OpenAI and Microsoft recently revealed that they have discovered and shut down OpenAI accounts associated with five state-affiliated actors using artificial intelligence (AI) tools for cyberattacks. The accounts of these bad actors were linked to different countries, including China, Iran, North Korea, and Russia.
According to OpenAI and Microsoft Threat Information, the closed accounts were associated with hackers identified as Charcoal Typhoon (CHROMIUM) and Salmon Typhoon (SODIUM) from China, Crimson Sandstorm (CURIUM) from Iran, Emerald Sleet (THALLIUM) from North Korea, and Forest Blizzard (STRONTIUM) from Russia.
The malicious actors primarily utilized OpenAI services to query open-source information, perform basic coding tasks, translate texts, and identify coding errors. However, OpenAI emphasized that their models only offer limited capabilities for malicious cybersecurity tasks, as evidenced by the findings.
One case highlighted by Microsoft involves Forest Blizzard, a Russian military intelligence player. They were found using language models to research satellite and radar technologies related to conventional military operations in Ukraine. There were also indications of attempts to automate or optimize technical operations through file manipulation.
Chinese actors, Charcoal Typhoon and Salmon Typhoon, known for targeting US defense contractors, government agencies, and crypto technology industry entities, used language models for intelligence queries, code generation, code error identification, and translation tasks.
Crimson Sandstorm, Emerald Sleet, and the two China-affiliated actors exploited OpenAI’s tools to generate content for phishing campaigns, according to OpenAI.
Microsoft emphasized that cybercriminal groups, state-affiliated threat actors, and other adversaries are exploring and testing various AI technologies to understand their value and security vulnerabilities. While the research did not uncover any significant attacks, OpenAI and Microsoft are taking additional measures to mitigate the growing risks associated with the malicious use of AI.
Both companies have committed to monitoring and disrupting activities related to these threat actors. They also aim to collaborate with industry partners to share information on the known misuse of AI by malicious actors, as well as educate the public and stakeholders about the potential risks associated with AI tools.
The findings highlight the need for enhanced cybersecurity measures and ongoing vigilance to counteract potential malicious AI activities. By actively addressing these challenges, OpenAI and Microsoft aim to maintain a secure environment amid the evolving landscape of cyber threats.

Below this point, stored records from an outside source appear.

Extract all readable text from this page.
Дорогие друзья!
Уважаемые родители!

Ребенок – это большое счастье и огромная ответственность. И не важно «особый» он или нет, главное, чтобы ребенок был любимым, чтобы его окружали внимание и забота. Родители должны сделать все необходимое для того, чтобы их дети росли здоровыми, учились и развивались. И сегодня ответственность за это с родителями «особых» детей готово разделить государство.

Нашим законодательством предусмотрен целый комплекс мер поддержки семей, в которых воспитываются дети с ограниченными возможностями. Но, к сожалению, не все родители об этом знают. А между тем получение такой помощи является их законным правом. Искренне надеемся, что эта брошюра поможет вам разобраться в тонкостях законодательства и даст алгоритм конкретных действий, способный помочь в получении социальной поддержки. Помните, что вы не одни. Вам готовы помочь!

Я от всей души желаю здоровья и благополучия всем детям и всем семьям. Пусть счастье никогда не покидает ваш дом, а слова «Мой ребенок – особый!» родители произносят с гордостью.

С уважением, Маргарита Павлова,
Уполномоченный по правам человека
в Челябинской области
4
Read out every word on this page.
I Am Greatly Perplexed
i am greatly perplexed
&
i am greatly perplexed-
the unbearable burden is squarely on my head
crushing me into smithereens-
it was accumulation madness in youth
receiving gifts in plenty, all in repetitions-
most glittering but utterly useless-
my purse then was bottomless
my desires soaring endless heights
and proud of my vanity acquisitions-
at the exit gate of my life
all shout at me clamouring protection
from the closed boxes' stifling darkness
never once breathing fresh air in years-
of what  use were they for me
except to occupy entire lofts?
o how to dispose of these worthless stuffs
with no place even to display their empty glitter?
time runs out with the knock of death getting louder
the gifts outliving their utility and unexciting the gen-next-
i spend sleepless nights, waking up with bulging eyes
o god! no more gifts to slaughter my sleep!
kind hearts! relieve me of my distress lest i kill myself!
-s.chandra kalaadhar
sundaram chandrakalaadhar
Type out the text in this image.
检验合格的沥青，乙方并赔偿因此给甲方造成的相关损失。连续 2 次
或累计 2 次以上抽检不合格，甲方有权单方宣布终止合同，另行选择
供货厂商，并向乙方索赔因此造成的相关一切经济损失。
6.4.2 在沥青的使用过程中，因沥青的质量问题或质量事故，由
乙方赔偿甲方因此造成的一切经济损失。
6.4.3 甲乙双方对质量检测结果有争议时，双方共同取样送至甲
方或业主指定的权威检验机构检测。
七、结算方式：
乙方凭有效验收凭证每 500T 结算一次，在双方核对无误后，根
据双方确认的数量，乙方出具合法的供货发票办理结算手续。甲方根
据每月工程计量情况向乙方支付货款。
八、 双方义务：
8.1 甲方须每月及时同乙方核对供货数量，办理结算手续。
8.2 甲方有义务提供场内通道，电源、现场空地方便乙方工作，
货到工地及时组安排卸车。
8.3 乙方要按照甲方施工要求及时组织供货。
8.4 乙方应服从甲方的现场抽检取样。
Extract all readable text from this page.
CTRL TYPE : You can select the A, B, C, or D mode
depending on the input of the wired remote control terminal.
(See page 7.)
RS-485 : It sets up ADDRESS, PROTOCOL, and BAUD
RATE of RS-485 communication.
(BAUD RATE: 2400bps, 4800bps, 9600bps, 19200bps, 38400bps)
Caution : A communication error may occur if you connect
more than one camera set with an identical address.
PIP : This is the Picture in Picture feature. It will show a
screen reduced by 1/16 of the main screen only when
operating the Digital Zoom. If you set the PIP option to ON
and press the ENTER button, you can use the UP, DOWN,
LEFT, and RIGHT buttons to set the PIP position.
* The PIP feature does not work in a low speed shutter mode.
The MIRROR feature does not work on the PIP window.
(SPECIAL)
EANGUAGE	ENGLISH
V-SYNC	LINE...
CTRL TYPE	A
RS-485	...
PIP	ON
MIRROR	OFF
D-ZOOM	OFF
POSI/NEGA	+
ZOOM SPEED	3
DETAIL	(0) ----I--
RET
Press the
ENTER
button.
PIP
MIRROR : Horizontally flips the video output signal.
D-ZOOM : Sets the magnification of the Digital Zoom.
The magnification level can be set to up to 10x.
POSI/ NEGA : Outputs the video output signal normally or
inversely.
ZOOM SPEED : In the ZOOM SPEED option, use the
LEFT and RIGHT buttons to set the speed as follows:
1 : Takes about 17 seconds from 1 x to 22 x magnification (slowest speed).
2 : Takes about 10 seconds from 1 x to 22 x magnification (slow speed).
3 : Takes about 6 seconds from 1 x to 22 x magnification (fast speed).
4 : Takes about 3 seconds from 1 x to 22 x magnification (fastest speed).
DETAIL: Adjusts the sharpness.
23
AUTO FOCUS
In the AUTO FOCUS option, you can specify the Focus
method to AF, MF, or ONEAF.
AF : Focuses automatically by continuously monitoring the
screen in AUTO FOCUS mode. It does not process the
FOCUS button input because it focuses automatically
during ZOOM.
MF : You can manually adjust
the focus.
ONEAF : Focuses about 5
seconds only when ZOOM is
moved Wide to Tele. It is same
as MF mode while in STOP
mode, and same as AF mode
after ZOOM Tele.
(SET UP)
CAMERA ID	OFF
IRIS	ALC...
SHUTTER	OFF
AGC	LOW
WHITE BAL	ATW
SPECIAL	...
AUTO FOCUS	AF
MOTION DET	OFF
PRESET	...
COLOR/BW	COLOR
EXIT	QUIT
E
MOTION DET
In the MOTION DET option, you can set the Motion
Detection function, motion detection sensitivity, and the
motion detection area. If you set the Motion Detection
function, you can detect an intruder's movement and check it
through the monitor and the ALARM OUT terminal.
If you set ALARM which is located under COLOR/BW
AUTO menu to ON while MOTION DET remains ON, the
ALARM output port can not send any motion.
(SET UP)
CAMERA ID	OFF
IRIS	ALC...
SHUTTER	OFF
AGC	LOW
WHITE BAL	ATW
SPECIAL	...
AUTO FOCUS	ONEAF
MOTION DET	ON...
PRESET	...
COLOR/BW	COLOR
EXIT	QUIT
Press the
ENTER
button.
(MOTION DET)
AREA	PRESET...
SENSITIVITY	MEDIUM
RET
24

In conclusion, OpenAI and Microsoft’s joint efforts in identifying and countering state-affiliated actors using AI tools for cyberattacks emphasize the importance of proactive cybersecurity measures. Through continuous monitoring, collaboration, and public awareness, the two companies strive to mitigate the risks associated with the malicious use of AI in the ever-changing world of cybersecurity.